定量 MRI 用于表征射血分数保留的心力衰竭

基本信息

批准号：
9311349
负责人：
EDWARD VR DIBELLA
金额：
$ 53.86万
依托单位：
UNIVERSITY OF UTAH
依托单位国家：
美国
项目类别：
财政年份：
2017
资助国家：
美国
起止时间：
2017-05-15 至 2021-04-30
项目状态：
已结题

来源：
https://reporter.nih.gov/project-details/9311349
关键词：
Address Advanced Development Animal Model Animals Area Biological Markers Blood Breathing Cardiac Cardiovascular system Cessation of life Collaborations Complement Conflict (Psychology)Data Development Diagnosis Diagnostic Diastole Disease Dyspnea EFRAC Economic Burden Epidemic Event Evolution Failure Family suidae Fibrosis Functional disorder Future Heart Heart Diseases Heart failure Human Knowledge Magnetic Resonance Imaging Measurement Measures Methods Microspheres Microvascular Dysfunction Modeling Monitor Motion Myocardial perfusion Myocardial tissue Patients Performance Perfusion Pharmacotherapy Phenotype Physiologic pulse Play Population Positron-Emission Tomography Prognostic Marker Public Health Radial Role Scanning Slice Symptoms Syndrome Systole Techniques Technology Testing Time Utah Validation base coronary fibrosis design disability effective therapy hemodynamics imaging approach improved insight instrument mortality perfusion imaging programs reconstruction research clinical testing serial imaging success temporal measurement tool treatment response

项目摘要

Heart failure with preserved ejection fraction (HFpEF) is currently being studied intensely as several large trials of drug therapies have failed to benefit patients. Better characterization of these patients is important, and there are open questions regarding microvascular disease and remodeling in the HFpEF population. New MRI methods could be ideal to better characterize and understand HFpEF and its response to treatments. This project seeks to develop, evaluate and apply new MRI methods for high-end perfusion imaging. These methods will estimate endo/epi ratios across the cardiac cycle in free-breathing studies, which will be used along with other new MRI measurements and blood biomarkers to provide new information about microvascular disease.
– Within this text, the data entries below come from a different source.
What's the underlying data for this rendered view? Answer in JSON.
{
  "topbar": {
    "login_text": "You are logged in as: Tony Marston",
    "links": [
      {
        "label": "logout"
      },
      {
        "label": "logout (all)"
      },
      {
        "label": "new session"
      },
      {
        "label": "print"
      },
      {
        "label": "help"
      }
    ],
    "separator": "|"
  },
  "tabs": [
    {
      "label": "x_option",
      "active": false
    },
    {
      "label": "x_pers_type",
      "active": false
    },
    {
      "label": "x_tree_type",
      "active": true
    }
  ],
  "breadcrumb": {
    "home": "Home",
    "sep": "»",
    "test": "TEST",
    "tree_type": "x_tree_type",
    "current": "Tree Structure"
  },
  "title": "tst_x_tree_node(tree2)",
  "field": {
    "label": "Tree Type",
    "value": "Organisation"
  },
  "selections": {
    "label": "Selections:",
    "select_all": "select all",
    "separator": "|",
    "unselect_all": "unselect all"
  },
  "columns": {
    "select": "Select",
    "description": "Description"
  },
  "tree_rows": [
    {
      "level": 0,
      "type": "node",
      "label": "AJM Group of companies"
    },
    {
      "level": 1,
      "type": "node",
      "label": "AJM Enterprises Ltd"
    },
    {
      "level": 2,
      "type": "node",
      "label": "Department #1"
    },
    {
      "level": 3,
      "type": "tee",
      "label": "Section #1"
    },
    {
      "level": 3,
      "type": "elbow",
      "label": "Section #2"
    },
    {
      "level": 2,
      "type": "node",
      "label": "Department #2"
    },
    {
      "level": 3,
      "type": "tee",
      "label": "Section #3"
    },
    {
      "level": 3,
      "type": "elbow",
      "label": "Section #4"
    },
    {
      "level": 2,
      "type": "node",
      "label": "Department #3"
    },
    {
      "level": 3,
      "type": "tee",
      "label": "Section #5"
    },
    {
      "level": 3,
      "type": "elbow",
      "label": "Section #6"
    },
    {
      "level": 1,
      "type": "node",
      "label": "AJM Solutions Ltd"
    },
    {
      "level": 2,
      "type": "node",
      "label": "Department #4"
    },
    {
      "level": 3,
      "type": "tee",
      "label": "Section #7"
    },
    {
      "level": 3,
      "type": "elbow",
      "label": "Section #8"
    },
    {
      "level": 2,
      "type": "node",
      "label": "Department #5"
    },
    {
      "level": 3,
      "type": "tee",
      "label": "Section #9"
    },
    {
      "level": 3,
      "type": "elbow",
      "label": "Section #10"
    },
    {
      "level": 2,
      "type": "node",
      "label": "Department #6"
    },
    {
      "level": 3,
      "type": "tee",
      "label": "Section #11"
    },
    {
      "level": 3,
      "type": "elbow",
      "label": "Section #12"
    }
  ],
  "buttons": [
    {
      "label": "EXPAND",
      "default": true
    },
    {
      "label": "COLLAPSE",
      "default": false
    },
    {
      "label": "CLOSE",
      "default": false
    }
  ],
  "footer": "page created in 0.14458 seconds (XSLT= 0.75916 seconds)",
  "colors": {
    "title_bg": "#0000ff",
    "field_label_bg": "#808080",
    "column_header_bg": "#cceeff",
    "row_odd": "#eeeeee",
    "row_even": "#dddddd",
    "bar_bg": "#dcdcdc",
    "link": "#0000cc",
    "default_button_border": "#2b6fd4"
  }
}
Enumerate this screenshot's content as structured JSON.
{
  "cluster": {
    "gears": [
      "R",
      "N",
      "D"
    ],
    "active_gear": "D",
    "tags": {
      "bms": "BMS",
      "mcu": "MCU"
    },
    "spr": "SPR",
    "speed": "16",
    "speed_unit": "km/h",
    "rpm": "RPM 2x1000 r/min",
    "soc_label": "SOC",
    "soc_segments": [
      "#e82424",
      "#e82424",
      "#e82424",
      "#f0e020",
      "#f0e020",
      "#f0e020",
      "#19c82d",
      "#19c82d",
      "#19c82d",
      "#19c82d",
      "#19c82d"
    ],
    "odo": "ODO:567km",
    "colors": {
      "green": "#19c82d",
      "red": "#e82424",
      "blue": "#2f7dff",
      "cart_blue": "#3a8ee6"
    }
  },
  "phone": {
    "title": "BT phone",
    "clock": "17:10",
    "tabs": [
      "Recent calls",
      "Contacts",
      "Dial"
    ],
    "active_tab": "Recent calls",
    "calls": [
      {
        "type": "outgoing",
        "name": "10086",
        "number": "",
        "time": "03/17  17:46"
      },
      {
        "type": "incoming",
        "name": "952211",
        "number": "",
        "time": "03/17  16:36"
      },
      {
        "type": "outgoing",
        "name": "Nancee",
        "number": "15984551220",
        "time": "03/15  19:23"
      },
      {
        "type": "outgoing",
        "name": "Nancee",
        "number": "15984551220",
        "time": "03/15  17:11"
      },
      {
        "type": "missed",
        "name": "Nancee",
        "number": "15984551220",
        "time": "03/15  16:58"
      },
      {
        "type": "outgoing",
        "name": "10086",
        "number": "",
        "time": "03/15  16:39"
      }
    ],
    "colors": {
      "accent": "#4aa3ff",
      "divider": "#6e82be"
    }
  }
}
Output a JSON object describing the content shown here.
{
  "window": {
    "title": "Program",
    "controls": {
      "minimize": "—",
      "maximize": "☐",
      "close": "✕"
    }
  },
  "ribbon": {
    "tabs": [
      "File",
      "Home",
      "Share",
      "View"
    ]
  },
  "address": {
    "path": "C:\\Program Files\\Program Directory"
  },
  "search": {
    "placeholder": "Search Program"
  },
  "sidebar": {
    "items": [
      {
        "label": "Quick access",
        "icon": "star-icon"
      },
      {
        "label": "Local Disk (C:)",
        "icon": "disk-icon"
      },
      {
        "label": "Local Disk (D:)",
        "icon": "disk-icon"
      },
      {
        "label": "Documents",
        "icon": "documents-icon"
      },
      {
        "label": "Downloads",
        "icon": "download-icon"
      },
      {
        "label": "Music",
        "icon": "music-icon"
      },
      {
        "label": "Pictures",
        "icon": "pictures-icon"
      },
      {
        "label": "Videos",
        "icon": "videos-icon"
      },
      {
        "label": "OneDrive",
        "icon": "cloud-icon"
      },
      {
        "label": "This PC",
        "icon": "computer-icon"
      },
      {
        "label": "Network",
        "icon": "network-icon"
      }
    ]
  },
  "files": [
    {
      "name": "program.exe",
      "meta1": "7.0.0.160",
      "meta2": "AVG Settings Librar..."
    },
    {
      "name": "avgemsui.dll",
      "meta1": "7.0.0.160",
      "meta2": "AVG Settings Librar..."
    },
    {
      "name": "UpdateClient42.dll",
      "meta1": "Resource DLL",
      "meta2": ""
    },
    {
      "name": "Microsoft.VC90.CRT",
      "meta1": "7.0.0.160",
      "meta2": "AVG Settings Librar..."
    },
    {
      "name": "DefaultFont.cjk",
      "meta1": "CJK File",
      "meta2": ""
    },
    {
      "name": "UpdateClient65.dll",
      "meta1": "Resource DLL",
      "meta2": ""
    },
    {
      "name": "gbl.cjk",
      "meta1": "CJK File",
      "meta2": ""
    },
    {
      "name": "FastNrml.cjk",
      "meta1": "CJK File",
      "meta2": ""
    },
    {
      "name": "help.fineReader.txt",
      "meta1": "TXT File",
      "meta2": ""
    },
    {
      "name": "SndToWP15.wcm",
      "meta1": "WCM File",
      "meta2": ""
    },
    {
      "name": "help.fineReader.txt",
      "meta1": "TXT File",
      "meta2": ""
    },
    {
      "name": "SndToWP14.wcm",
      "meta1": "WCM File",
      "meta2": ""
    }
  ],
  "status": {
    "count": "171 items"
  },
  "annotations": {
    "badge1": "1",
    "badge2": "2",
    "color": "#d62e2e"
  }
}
This is of particular value for assessing HFpEF. The aims and methods of this project are to (1) develop and compare new 2D radial simultaneous multi-slice (SMS) and 3D stack-of-stars (SoS) acquisitions and reconstruction methods for quantitative perfusion measurements. (2) To validate the new 2D radial SMS and 3D SoS free- breathing methods in an animal model of HFpEF, and in humans to further characterize the new methods by comparison to a more standard MRI method and to dynamic PET. (3) To use the methods along with fibrosis quantitation and other MRI measures to characterize perfusion and fibrosis changes over time in patients with HFpEF. This will give more insight into non-invasive MRI- based perfusion and fibrosis biomarkers and how they complement other biomarkers and give insight into different subtypes of HFpEF. The relevance to public health is that HFpEF is a leading cause of disability and death and no effective treatment is known. The development and use of accurate and repeatable measurements of perfusion and their combination with fibrosis quantitation will lead to accelerated evaluation of clinical therapies. The project will also provide new tools and knowledge for better management of patients with HFpEF. The proposed approach will be extended to better understand a range of cardiac diseases.

目前正在深入研究心力衰竭的射血分数（HFPEF），作为几个药物疗法的大型试验未能使患者受益。这些患者的更好表征是重要的是，关于微血管疾病和重塑的问题 HFPEF人群。新的MRI方法可能是更好地表征和理解HFPEF的理想选择及其对治疗的反应。该项目旨在开发，评估和应用新的MRI方法用于高端灌注成像。这些方法将在整个心脏周期中估算内托/epiratios 在自由呼吸研究中，将与其他新的MRI测量和血液一起使用生物标志物提供有关微血管疾病的新信息。这是特别有价值的评估HFPEF。该项目的目的和方法是（1）开发和比较新的2D径向简单性多型式（SMS）和3D堆栈明星（SOS）采集和重建方法定量灌注测量。（2）验证新的2D径向SMS和3D SOS Free- HFPEF动物模型和人类的呼吸方法进一步表征了新的特征通过与更标准的MRI方法和动态PET进行比较。（3）使用方法以及纤维化定量和其他MRI措施，以表征灌注和 HFPEF患者的纤维化随时间变化。这将使人们对非侵入性MRI-有更多的了解基于灌注和纤维化生物标志物以及如何完成其他生物标志物并提供洞察力进入HFPEF的不同亚型。与公共卫生的相关性是HFPEF是残疾和死亡的主要原因，没有有效的治疗已知。精确，可重复的测量的开发和使用灌注及其与纤维化定量的结合将导致对临床的评估疗法。该项目还将提供新的工具和知识，以更好地管理患者与HFPEF。提出的方法将扩展以更好地了解一系列心脏疾病。